Construction is slated to begin in October, with a target date for occupancy of September 2009.

The 15-year lease will cost the government $853,266 a year in rent, Wilkinson said.

"We are delighted to be working with GSA again on another project," said Mark Aukamp, a managing member of SBC Archway.

SBC Archway has built an Internal Revenue Service national distribution center in Illinois, Social Security Administration offices in Montana and Indiana, Drug Enforcement Administration office in Montana.

The new facility will give Customs and Border Patrol more space.

"Their present offices in the Heaney Federal Courthouse have about 9,000 square feet," Wilkinson said.

The Border Patrol has worked out of the courthouse in Duluth since 1976. Officials with at the Border Patrol's sector headquarters in Grand Forks could not be immediately reached for comment.

Two years ago, the Border Patrol said it was planning offices for Duluth, Grand Marais and International Falls as the Department of Homeland Security beefed up its activity along the Canadian border.

The proposed facilities each would house up to 50 employees and require 10 acres of land. Each would include a helicopter pad; room for 25 vehicles in a detached, indoor garage; 50 outdoor parking spaces for employees; and a security buffer of 100 feet between the property and neighbors.

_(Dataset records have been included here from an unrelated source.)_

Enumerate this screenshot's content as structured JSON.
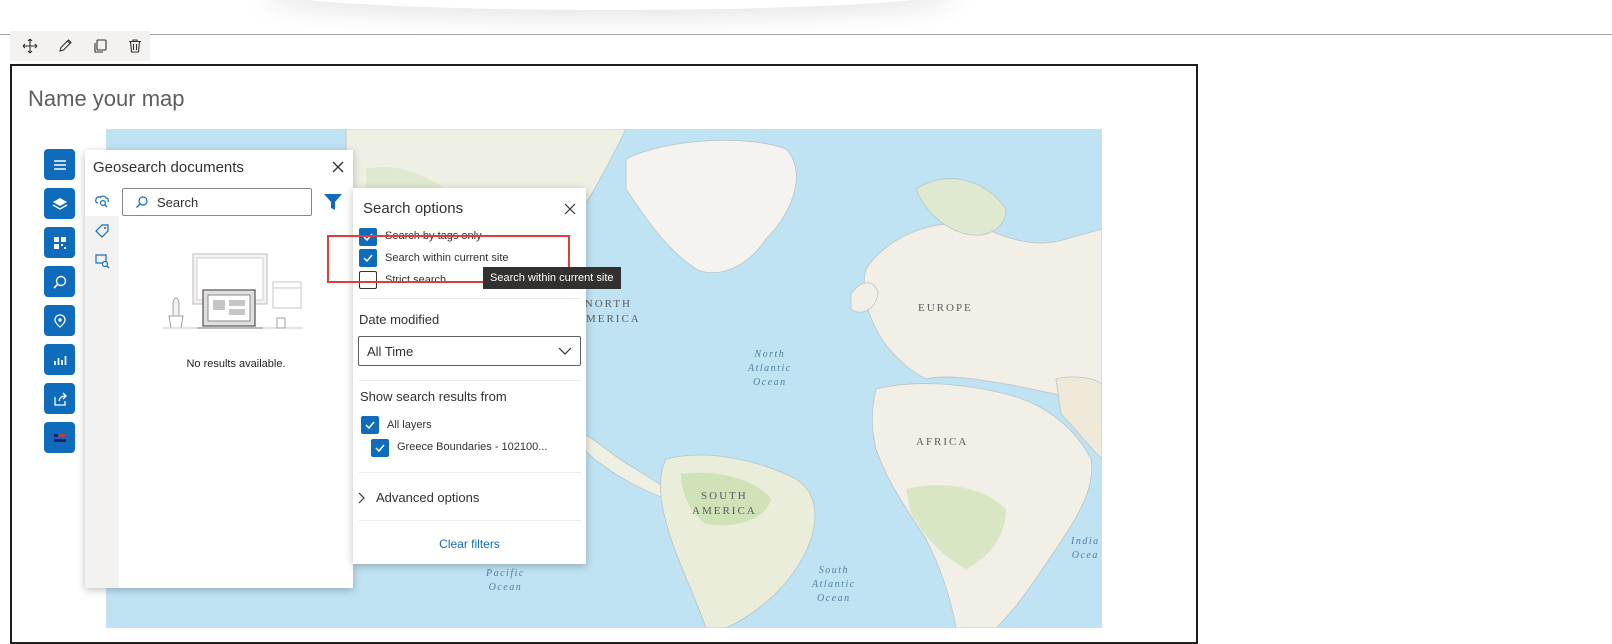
{
  "map_title": "Name your map",
  "map_labels": {
    "north_america": [
      "NORTH",
      "AMERICA"
    ],
    "europe": "EUROPE",
    "africa": "AFRICA",
    "south_america": [
      "SOUTH",
      "AMERICA"
    ],
    "north_atlantic": [
      "North",
      "Atlantic",
      "Ocean"
    ],
    "south_atlantic": [
      "South",
      "Atlantic",
      "Ocean"
    ],
    "pacific": [
      "Pacific",
      "Ocean"
    ],
    "indian": [
      "India",
      "Ocea"
    ]
  },
  "rail_icons": [
    "menu-icon",
    "layers-icon",
    "qr-icon",
    "search-icon",
    "geosearch-icon",
    "analytics-icon",
    "share-icon",
    "legend-icon"
  ],
  "panel": {
    "title": "Geosearch documents",
    "search_placeholder": "Search",
    "no_results": "No results available."
  },
  "search_options": {
    "title": "Search options",
    "checkboxes": [
      {
        "label": "Search by tags only",
        "checked": true
      },
      {
        "label": "Search within current site",
        "checked": true
      },
      {
        "label": "Strict search",
        "checked": false
      }
    ],
    "date_modified_label": "Date modified",
    "date_modified_value": "All Time",
    "show_results_label": "Show search results from",
    "layers": [
      {
        "label": "All layers",
        "checked": true
      },
      {
        "label": "Greece Boundaries - 102100...",
        "checked": true
      }
    ],
    "advanced_label": "Advanced options",
    "clear_label": "Clear filters"
  },
  "tooltip": "Search within current site",
  "colors": {
    "accent": "#0f6cbd",
    "highlight": "#e03c3c",
    "ocean": "#bfe3f3",
    "land": "#f2efe6"
  }
}
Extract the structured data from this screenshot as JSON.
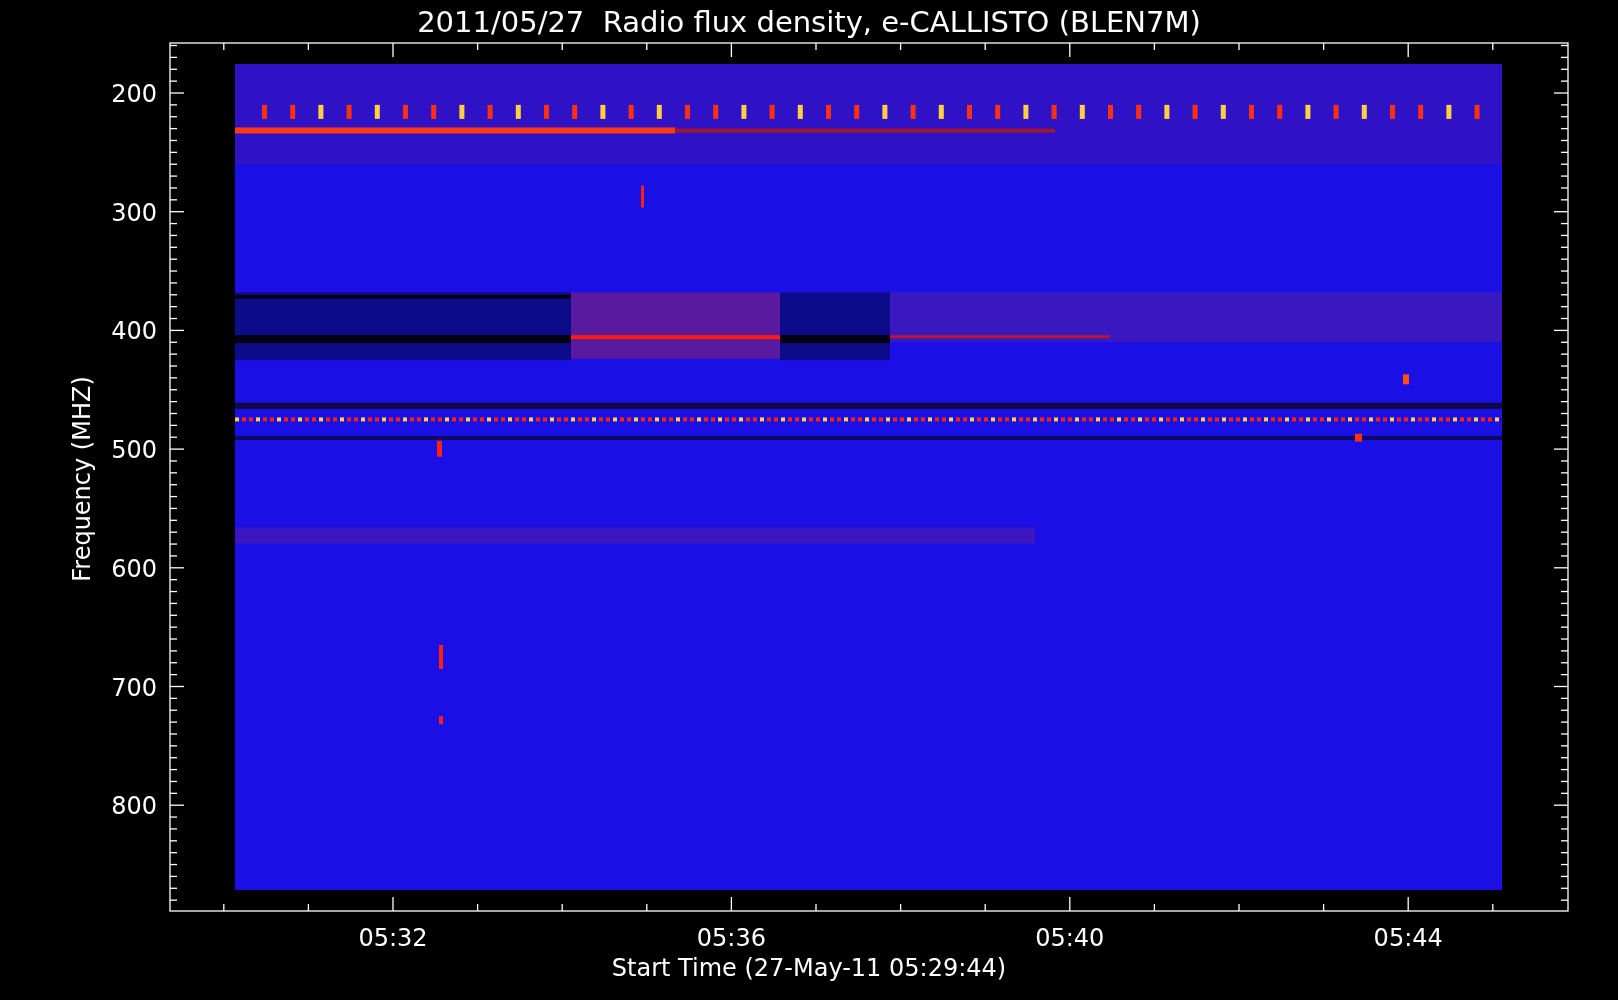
{
  "title": "2011/05/27  Radio flux density, e-CALLISTO (BLEN7M)",
  "y_axis": {
    "label": "Frequency (MHZ)",
    "ticks": [
      "200",
      "300",
      "400",
      "500",
      "600",
      "700",
      "800"
    ]
  },
  "x_axis": {
    "label": "Start Time (27-May-11 05:29:44)",
    "ticks": [
      "05:32",
      "05:36",
      "05:40",
      "05:44"
    ]
  }
}
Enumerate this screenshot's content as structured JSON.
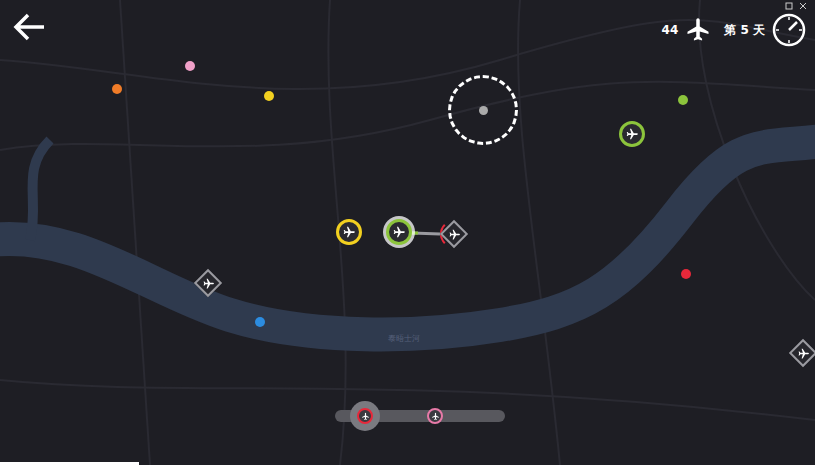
{
  "hud": {
    "plane_count": "44",
    "day": "第 5 天"
  },
  "map": {
    "river_label": "泰晤士河"
  },
  "destinations": [
    {
      "color": "#f07c28"
    },
    {
      "color": "#f0a0c8"
    },
    {
      "color": "#f2d020"
    },
    {
      "color": "#8cc43c"
    },
    {
      "color": "#e8283a"
    },
    {
      "color": "#2c8ce0"
    }
  ],
  "planes": [
    {
      "color": "#f2d020",
      "selected": false
    },
    {
      "color": "#8cc43c",
      "selected": true
    },
    {
      "color": "#8cc43c",
      "selected": false
    }
  ],
  "runways": [
    {
      "occupied": false
    },
    {
      "occupied": true
    },
    {
      "occupied": false
    }
  ],
  "queue": [
    {
      "color": "#e8283a",
      "selected": true
    },
    {
      "color": "#e77aa8",
      "selected": false
    }
  ],
  "day_progress": {
    "level": 0.17
  }
}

The Border Patrol's buildings in Grand Marais and International Falls were built in the 1960s.

In April the government announced that the Border Patrol was no longer searching for a new office in Grand Marais. Instead, the patrol will lease space at the Coast Guard station to relieve crowding at its offices along Minnesota Highway 61, near the north end of town.

Space in the old Coast Guard station became available last year when the National Park Service moved out of the first floor to a new office in Grand Portage.

Earlier this year, the patrol was still working on the logistics of having a new facility in International Falls.